Plantlife owns and manages, or manages on behalf of the owners, a number of nature reserves. The list below may change over time depending on changing agreements on land ownership and management.

- Long Herdon and Grange Meadows, Buckinghamshire
- Munsary Peatlands, Caithness
- Cae Blaen-dyffryn, Carmarthenshire
- Greena Moor, Cornwall
- Augill Pasture, (Note: Augill Pasture is owned by Plantlife and leased to the Cumbria Wildlife Trust. It is jointly managed by Plantlife and the Trust.) Cumbria
- Deep Dale, Derbyshire
- Ryewater Farm, Dorset
- Caeau Tan y Bwlch, Gwynedd
- Davies Meadows, Herefordshire
- Joan's Hill Farm, Herefordshire
- The Lugg Meadows, Herefordshire
- Moaney and Crawyn's Meadows, Isle of Man
- Queendown Warren, (Note: Queendown Warren is managed by the Kent Wildlife Trust, and part-owned by Plantlife) Kent
- Ranscombe Farm, Kent
- Thompson Meadow, North Yorkshire
- Three Hagges Woodmeadow, North Yorkshire
- Winskill Stones, North Yorkshire
- Seaton Meadows, Rutland
- Skylark Meadows, Somerset
- Side Farm Meadows, Staffordshire
- Winks Meadow, Suffolk
- Furnace Meadow and Brick Kiln Rough, West Sussex
- Stockwood Meadows, Worcestershire

==County Flowers competition==

In 2002 Plantlife ran a competition to select county flowers for all counties of the UK. The general public was invited to vote for the bloom they felt most represented their county. The list was declared in 2004.

Although sometimes contested, all have, to date, stuck. The one exception was the county flower of Norfolk: originally Alexanders won the vote. However, a campaign led by the Eastern Daily Press was successful in requesting a change to the poppy, which was felt to be more representative.

==The Back from the Brink programme==
Plantlife's "Back from the Brink" programme was initiated in 1991. Its intention was to focus conservation efforts on some of the rarest plant species in Britain. It initially concentrated on vascular plants but was extended to cover non-vascular ("lower") plants and fungi. As of 2006, 101 species were covered by the programme. The programme included survey work to establish information about populations of these species, monitoring of populations to identify change over time and the factors relating to this, research into ecological requirements of the species, and site management work aimed at maintaining or restoring habitat conditions suitable for these species.

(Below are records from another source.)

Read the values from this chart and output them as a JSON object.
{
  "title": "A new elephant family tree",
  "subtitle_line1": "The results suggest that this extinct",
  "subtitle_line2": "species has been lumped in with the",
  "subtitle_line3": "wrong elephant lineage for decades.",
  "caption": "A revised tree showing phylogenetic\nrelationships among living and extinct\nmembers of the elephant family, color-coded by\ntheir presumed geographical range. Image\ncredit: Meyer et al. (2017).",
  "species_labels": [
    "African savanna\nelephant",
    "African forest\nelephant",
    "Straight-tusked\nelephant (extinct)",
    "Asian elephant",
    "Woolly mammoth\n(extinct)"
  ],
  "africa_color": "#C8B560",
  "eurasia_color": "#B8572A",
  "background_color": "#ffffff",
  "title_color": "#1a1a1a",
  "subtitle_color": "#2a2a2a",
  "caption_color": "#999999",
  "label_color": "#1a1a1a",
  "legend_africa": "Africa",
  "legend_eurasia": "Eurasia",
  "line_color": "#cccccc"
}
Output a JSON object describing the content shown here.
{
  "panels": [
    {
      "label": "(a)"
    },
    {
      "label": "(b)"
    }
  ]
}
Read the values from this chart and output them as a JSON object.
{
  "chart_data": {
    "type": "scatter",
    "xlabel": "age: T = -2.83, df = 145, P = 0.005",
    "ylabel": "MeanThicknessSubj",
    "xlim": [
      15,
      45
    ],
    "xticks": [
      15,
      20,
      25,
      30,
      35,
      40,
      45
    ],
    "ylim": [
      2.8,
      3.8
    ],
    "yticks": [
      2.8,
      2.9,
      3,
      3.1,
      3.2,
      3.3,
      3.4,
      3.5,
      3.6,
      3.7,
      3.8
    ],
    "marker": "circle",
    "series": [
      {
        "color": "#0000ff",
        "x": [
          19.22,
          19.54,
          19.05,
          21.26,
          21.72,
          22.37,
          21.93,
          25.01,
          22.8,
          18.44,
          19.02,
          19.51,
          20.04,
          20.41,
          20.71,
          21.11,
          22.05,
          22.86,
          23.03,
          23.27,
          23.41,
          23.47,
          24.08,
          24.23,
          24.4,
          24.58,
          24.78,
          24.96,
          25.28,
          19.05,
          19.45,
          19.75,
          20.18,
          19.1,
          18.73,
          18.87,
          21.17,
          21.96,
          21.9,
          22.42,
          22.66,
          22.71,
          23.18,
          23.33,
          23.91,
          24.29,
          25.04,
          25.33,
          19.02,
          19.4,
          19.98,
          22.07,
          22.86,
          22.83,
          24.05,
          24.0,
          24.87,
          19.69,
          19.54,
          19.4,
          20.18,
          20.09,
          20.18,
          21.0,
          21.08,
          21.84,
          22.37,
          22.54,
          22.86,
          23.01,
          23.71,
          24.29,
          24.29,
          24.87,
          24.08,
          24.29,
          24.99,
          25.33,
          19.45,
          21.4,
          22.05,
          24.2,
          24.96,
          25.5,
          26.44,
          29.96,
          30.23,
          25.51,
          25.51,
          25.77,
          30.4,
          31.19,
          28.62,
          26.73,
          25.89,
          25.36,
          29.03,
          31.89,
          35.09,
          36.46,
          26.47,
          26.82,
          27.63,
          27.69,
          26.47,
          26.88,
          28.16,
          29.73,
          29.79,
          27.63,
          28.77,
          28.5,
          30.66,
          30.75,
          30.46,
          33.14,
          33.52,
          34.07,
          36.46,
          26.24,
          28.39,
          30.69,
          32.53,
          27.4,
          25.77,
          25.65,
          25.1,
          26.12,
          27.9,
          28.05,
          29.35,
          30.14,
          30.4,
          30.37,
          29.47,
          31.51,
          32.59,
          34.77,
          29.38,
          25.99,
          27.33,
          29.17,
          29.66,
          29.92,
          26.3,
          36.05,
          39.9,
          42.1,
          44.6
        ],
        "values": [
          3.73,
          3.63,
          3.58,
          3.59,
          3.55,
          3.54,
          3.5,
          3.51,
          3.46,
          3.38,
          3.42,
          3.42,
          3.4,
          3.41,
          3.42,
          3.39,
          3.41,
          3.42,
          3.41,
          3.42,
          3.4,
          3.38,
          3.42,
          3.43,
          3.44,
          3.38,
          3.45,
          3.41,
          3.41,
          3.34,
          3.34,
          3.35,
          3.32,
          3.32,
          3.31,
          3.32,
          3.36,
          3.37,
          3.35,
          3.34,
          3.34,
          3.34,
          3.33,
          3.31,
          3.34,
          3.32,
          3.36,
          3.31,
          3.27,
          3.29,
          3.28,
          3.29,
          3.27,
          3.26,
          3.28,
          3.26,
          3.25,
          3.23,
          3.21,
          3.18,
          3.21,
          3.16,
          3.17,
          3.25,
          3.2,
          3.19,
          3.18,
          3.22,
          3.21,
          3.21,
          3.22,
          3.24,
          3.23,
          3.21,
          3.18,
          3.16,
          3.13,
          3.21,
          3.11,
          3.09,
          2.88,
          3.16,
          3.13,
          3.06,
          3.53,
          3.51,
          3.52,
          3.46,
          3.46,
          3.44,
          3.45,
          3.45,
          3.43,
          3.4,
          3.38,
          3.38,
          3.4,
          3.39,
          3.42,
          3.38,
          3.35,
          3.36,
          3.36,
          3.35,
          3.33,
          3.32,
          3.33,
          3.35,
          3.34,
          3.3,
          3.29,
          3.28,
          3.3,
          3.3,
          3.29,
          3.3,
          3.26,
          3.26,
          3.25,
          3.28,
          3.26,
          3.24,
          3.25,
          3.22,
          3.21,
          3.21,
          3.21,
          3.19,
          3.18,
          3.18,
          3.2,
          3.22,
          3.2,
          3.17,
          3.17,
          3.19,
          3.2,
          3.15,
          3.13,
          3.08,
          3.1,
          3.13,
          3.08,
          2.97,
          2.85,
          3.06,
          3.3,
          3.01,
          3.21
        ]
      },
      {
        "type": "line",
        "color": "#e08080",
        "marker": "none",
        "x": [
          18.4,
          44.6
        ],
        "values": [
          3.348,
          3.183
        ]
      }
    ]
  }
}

Since 2008 the programme has gradually expanded to include a much larger list of species, this is in response to the publication of both the UK Red List and UK Biodiversity Action Plan. To effectively deliver conservation of an ever expanding list of rare species the work will be directed at habitats, where it is hoped that suites of species will respond.

==Important Plant Areas==
In 2007, Plantlife announced the establishment of 150 Important Plant Areas (or IPAs) across the UK. These areas were nominated for their internationally important wild plant populations. Since then they have been actively raising awareness of these ecologically important habitats and encouraging their long-term protection and improvement through the adoption of an 'ecosystem-based' conservation approach.

The IPA programme is endorsed by national conservation organisations including the RSPB and the Wildlife Trusts, and also by UK government bodies including Natural England, Scottish Natural Heritage and the Countryside Council for Wales.

Plantlife's international team has had some success in spreading the concept abroad.

==No Mow May==
The No Mow May initiative encourages gardeners in the UK to not mow their lawn in the month of May so that plant diversity is increased and nectar can be produced for insects.